DEBATE E POLÉMICA NA AR
- O primeiro debate quinzenal desta legislatura foi um exercício de campanha eleitoral. Da parte do Governo e da parte da oposição. Nada de anormal. Estamos a três semanas das eleições europeias mais importantes de sempre na política nacional. Dois destaques a reter:
- O debate correu bem ao PM. Primeiro, porque Montenegro é um bom parlamentar. Foi na AR que foi mais feliz até hoje. Depois, porque nestes debates os PM vencem sempre. Também foi assim com António Costa. Finalmente, porque o PM vinha para o debate com a boa embalagem da véspera: o anúncio do novo aeroporto.
- A grande vantagem do governo é ter a iniciativa política. Como nas duas últimas semanas tem tido. Se continuar assim até novembro, será difícil á oposição reprovar o OE e abrir uma crise política. O País não aprecia o derrube de um governo que está a governar e a resolver problemas.

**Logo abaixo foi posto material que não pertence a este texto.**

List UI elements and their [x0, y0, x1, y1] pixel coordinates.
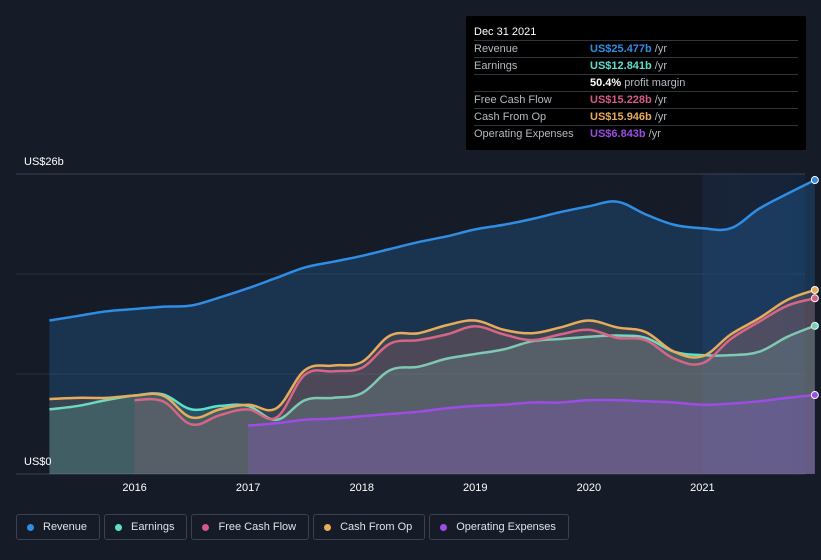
- legend: Revenue Earnings Free Cash Flow Cash From O…: [16, 514, 569, 542]
- cash-from-op-end-point: [810, 286, 819, 295]
- legend-dot-icon: [27, 523, 34, 531]
- tooltip-row-label: Cash From Op: [474, 111, 547, 123]
- legend-item-cash-from-op[interactable]: Cash From Op: [313, 514, 426, 540]
- y-axis-bottom-label: US$0: [24, 456, 52, 468]
- tooltip-row: Earnings US$12.841b/yr: [474, 57, 798, 74]
- tooltip-row: 50.4% profit margin: [474, 74, 798, 91]
- tooltip-row-label: Free Cash Flow: [474, 94, 552, 106]
- tooltip-row-unit: /yr: [648, 128, 661, 140]
- legend-label: Free Cash Flow: [218, 521, 297, 533]
- revenue-end-point: [810, 176, 819, 185]
- earnings-end-point: [810, 321, 819, 330]
- tooltip-row-label: [474, 75, 590, 91]
- tooltip-row: Free Cash Flow US$15.228b/yr: [474, 91, 798, 108]
- legend-label: Earnings: [131, 521, 175, 533]
- legend-label: Revenue: [43, 521, 88, 533]
- cash-from-op-area: [49, 290, 815, 474]
- earnings-line: [49, 324, 816, 422]
- tooltip-row: Operating Expenses US$6.843b/yr: [474, 125, 798, 142]
- x-tick-label: 2016: [122, 482, 146, 494]
- legend-label: Cash From Op: [340, 521, 413, 533]
- legend-dot-icon: [115, 523, 123, 531]
- tooltip-row-label: Revenue: [474, 43, 519, 55]
- cash-from-op-line: [49, 288, 816, 420]
- free-cash-flow-line: [134, 297, 816, 427]
- legend-dot-icon: [202, 523, 210, 531]
- x-tick-label: 2017: [236, 482, 260, 494]
- tooltip-row-value: US$6.843b: [590, 128, 646, 140]
- tooltip-row-unit: /yr: [654, 94, 667, 106]
- tooltip-row-value: US$15.946b: [590, 111, 652, 123]
- y-axis-top-label: US$26b: [24, 156, 64, 168]
- free-cash-flow-area: [134, 298, 815, 474]
- tooltip-row-value: US$15.228b: [590, 94, 652, 106]
- tooltip-row-value: US$25.477b: [590, 43, 652, 55]
- tooltip-row-value: 50.4%: [590, 77, 622, 89]
- tooltip-row: Revenue US$25.477b/yr: [474, 40, 798, 57]
- operating-expenses-line: [248, 393, 815, 427]
- x-tick-label: 2018: [349, 482, 373, 494]
- tooltip-row-value: US$12.841b: [590, 60, 652, 72]
- revenue-line: [49, 178, 816, 322]
- legend-item-earnings[interactable]: Earnings: [104, 514, 188, 540]
- tooltip-row-label: Operating Expenses: [474, 128, 574, 140]
- tooltip-panel: Dec 31 2021 Revenue US$25.477b/yr Earnings…: [466, 16, 806, 150]
- tooltip-row-unit: /yr: [654, 111, 667, 123]
- tooltip-row-label: Earnings: [474, 60, 518, 72]
- legend-item-revenue[interactable]: Revenue: [16, 514, 101, 540]
- earnings-area: [49, 325, 815, 474]
- operating-expenses-end-point: [810, 391, 819, 400]
- x-tick-label: 2019: [463, 482, 487, 494]
- legend-item-operating-expenses[interactable]: Operating Expenses: [429, 514, 569, 540]
- tooltip-row: Cash From Op US$15.946b/yr: [474, 108, 798, 125]
- legend-item-free-cash-flow[interactable]: Free Cash Flow: [191, 514, 310, 540]
- tooltip-row-unit: /yr: [654, 43, 667, 55]
- legend-label: Operating Expenses: [456, 521, 556, 533]
- tooltip-row-unit: /yr: [654, 60, 667, 72]
- free-cash-flow-end-point: [810, 294, 819, 303]
- x-tick-label: 2021: [690, 482, 714, 494]
- legend-dot-icon: [324, 523, 332, 531]
- tooltip-date: Dec 31 2021: [474, 26, 537, 38]
- x-tick-label: 2020: [577, 482, 601, 494]
- legend-dot-icon: [440, 523, 448, 531]
- tooltip-row-unit: profit margin: [624, 77, 686, 89]
- chart-area: 2016 2017 2018 2019 2020 2021: [16, 173, 819, 494]
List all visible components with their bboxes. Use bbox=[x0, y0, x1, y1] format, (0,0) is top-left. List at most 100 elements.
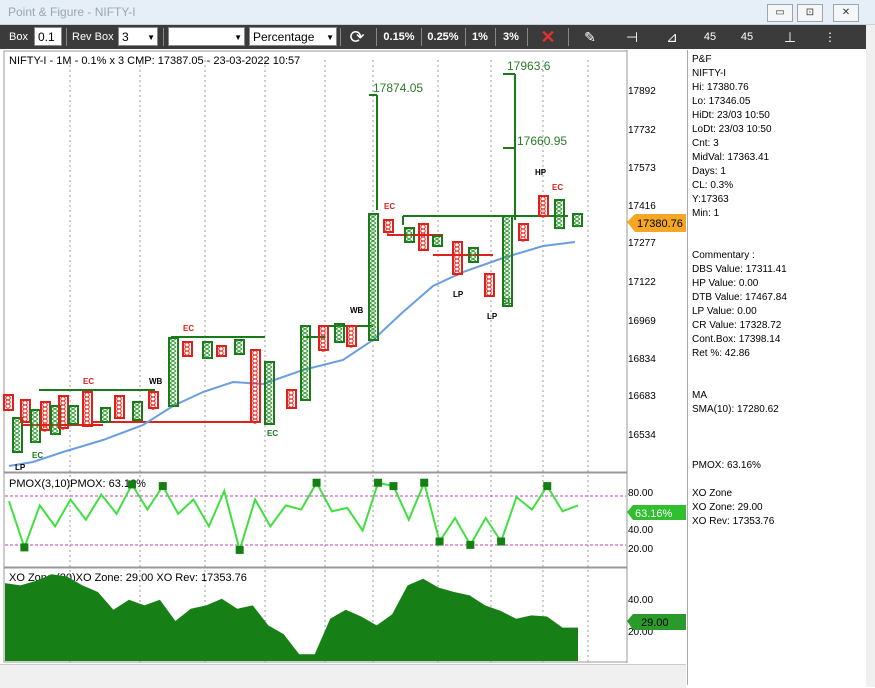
price-tick: 17892 bbox=[628, 86, 656, 97]
more-icon[interactable]: ⋮ bbox=[824, 30, 836, 44]
x-mark bbox=[265, 374, 273, 380]
x-mark bbox=[503, 260, 511, 266]
x-mark bbox=[133, 414, 141, 420]
x-mark bbox=[369, 226, 377, 232]
x-mark bbox=[369, 278, 377, 284]
vertical-grid bbox=[69, 60, 589, 662]
info-line: CR Value: 17328.72 bbox=[692, 320, 782, 331]
angle-45-right-label: 45 bbox=[740, 31, 754, 43]
pmox-extreme-marker bbox=[466, 540, 475, 549]
x-mark bbox=[369, 230, 377, 236]
info-line: LP Value: 0.00 bbox=[692, 306, 757, 317]
pmox-value: 63.16% bbox=[635, 508, 673, 520]
angle-45-left-icon[interactable]: 45 bbox=[698, 27, 722, 47]
x-mark bbox=[31, 434, 39, 440]
x-mark bbox=[265, 402, 273, 408]
trendline-tool-icon[interactable]: ⊿ bbox=[666, 29, 678, 45]
x-mark bbox=[101, 416, 109, 422]
toolbar-divider bbox=[376, 28, 377, 46]
x-mark bbox=[169, 346, 177, 352]
x-mark bbox=[169, 398, 177, 404]
x-mark bbox=[301, 386, 309, 392]
edit-icon[interactable]: ✎ bbox=[584, 29, 596, 45]
pmox-extreme-marker bbox=[389, 482, 398, 491]
info-line: NIFTY-I bbox=[692, 68, 727, 79]
x-mark bbox=[235, 348, 243, 354]
pmox-extreme-marker bbox=[20, 543, 29, 552]
maximize-button[interactable]: ⊡ bbox=[797, 4, 823, 22]
x-mark bbox=[51, 430, 59, 436]
o-mark bbox=[184, 350, 190, 356]
main-panel-frame bbox=[3, 50, 628, 473]
x-mark bbox=[301, 326, 309, 332]
x-mark bbox=[369, 326, 377, 332]
x-mark bbox=[503, 236, 511, 242]
pct-button-025[interactable]: 0.25% bbox=[427, 31, 459, 43]
close-button[interactable]: ✕ bbox=[833, 4, 859, 22]
info-line: Hi: 17380.76 bbox=[692, 82, 749, 93]
x-mark bbox=[301, 370, 309, 376]
box-input[interactable]: 0.1 bbox=[34, 27, 62, 46]
horizontal-line-tool-icon[interactable]: ⊣ bbox=[625, 29, 639, 45]
x-mark bbox=[169, 362, 177, 368]
label-ec: EC bbox=[183, 324, 194, 333]
x-mark bbox=[433, 240, 441, 246]
target-label-2: 17963.6 bbox=[507, 59, 551, 73]
price-tick: 16834 bbox=[628, 354, 656, 365]
pmox-line bbox=[8, 479, 579, 554]
vertical-line-tool-icon[interactable]: ⊥ bbox=[783, 29, 797, 45]
info-line: XO Zone bbox=[692, 488, 733, 499]
x-mark bbox=[503, 244, 511, 250]
pmox-tick: 40.00 bbox=[628, 525, 653, 536]
minimize-button[interactable]: ▭ bbox=[767, 4, 793, 22]
label-hp: HP bbox=[535, 168, 547, 177]
x-mark bbox=[31, 426, 39, 432]
x-mark bbox=[503, 224, 511, 230]
x-mark bbox=[405, 236, 413, 242]
x-mark bbox=[13, 430, 21, 436]
pct-button-3[interactable]: 3% bbox=[503, 31, 519, 43]
chart-type-select[interactable]: ▼ bbox=[168, 27, 245, 46]
x-mark bbox=[555, 212, 563, 218]
angle-45-right-icon[interactable]: 45 bbox=[735, 27, 759, 47]
x-mark bbox=[369, 270, 377, 276]
price-tick: 16683 bbox=[628, 391, 656, 402]
x-column bbox=[468, 247, 479, 263]
refresh-icon[interactable]: ⟳ bbox=[349, 27, 365, 47]
x-mark bbox=[555, 216, 563, 222]
x-mark bbox=[51, 410, 59, 416]
rev-box-select[interactable]: 3 ▼ bbox=[118, 27, 158, 46]
o-column bbox=[148, 391, 159, 409]
x-column bbox=[168, 337, 179, 407]
x-mark bbox=[203, 346, 211, 352]
target-lines bbox=[369, 73, 516, 220]
price-tick: 17573 bbox=[628, 163, 656, 174]
chart-area[interactable]: NIFTY-I - 1M - 0.1% x 3 CMP: 17387.05 - … bbox=[3, 50, 686, 663]
x-mark bbox=[13, 446, 21, 452]
x-mark bbox=[503, 272, 511, 278]
x-mark bbox=[369, 246, 377, 252]
price-tick: 17732 bbox=[628, 125, 656, 136]
x-mark bbox=[369, 310, 377, 316]
x-mark bbox=[369, 238, 377, 244]
chevron-down-icon: ▼ bbox=[234, 33, 242, 42]
scrollbar[interactable] bbox=[866, 25, 875, 687]
delete-icon[interactable]: ✕ bbox=[540, 27, 556, 47]
x-mark bbox=[503, 288, 511, 294]
method-select[interactable]: Percentage ▼ bbox=[249, 27, 337, 46]
x-mark bbox=[169, 374, 177, 380]
x-mark bbox=[265, 410, 273, 416]
x-mark bbox=[469, 256, 477, 262]
x-mark bbox=[301, 338, 309, 344]
x-column bbox=[132, 401, 143, 421]
x-mark bbox=[301, 334, 309, 340]
pct-button-015[interactable]: 0.15% bbox=[383, 31, 415, 43]
x-mark bbox=[51, 426, 59, 432]
o-column bbox=[286, 389, 297, 409]
o-column bbox=[484, 273, 495, 297]
x-mark bbox=[503, 232, 511, 238]
pct-button-1[interactable]: 1% bbox=[472, 31, 488, 43]
pmox-extreme-marker bbox=[128, 480, 137, 489]
x-mark bbox=[51, 406, 59, 412]
x-mark bbox=[31, 410, 39, 416]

- Entretanto, gerou-se uma polémica em torno de uma não intervenção do PAR, perante um discurso do Chega. A minha opinião é esta:
- Primeiro, acho um exagero o coro de críticas contra Aguiar Branco. Até parece que ele cometeu um crime. Não cometeu.
- Segundo, os deputados têm liberdade de expressão e nenhum PAR pode ser censor dessa liberdade. Mais do que óbvio.
- Terceiro, apesar disso, os deputados podem ser advertidos se usarem linguagem injuriosa ou ofensiva. Assim, nalgumas situações, perante excessos de linguagem, impõe-se fazer um reparo. Não para limitar a liberdade de expressão ou para retirar a palavra; mas para chamar a atenção para a linguagem menos própria utilizada. Entre o completo exagero de Santos Silva e o silêncio, pode e deve haver um meio termo.
SALÁRIOS E IRS
- Há mais vida para além da política e dos debates. Como mostrou esta semana o INE, divulgando os números da evolução dos salários dos portugueses no primeiro trimestre deste ano. Assim:
- Em comparação com o trimestre homólogo de 2023, houve, em média, um aumento real dos salários em 3,8% no primeiro trimestre deste ano.
- A generalidade dos setores teve um ganho real dos salários. Com particular destaque para a indústria extrativa, a saúde, o setor social, o alojamento e a restauração. A exceção é a banca e os seguros, onde houve queda real dos salários.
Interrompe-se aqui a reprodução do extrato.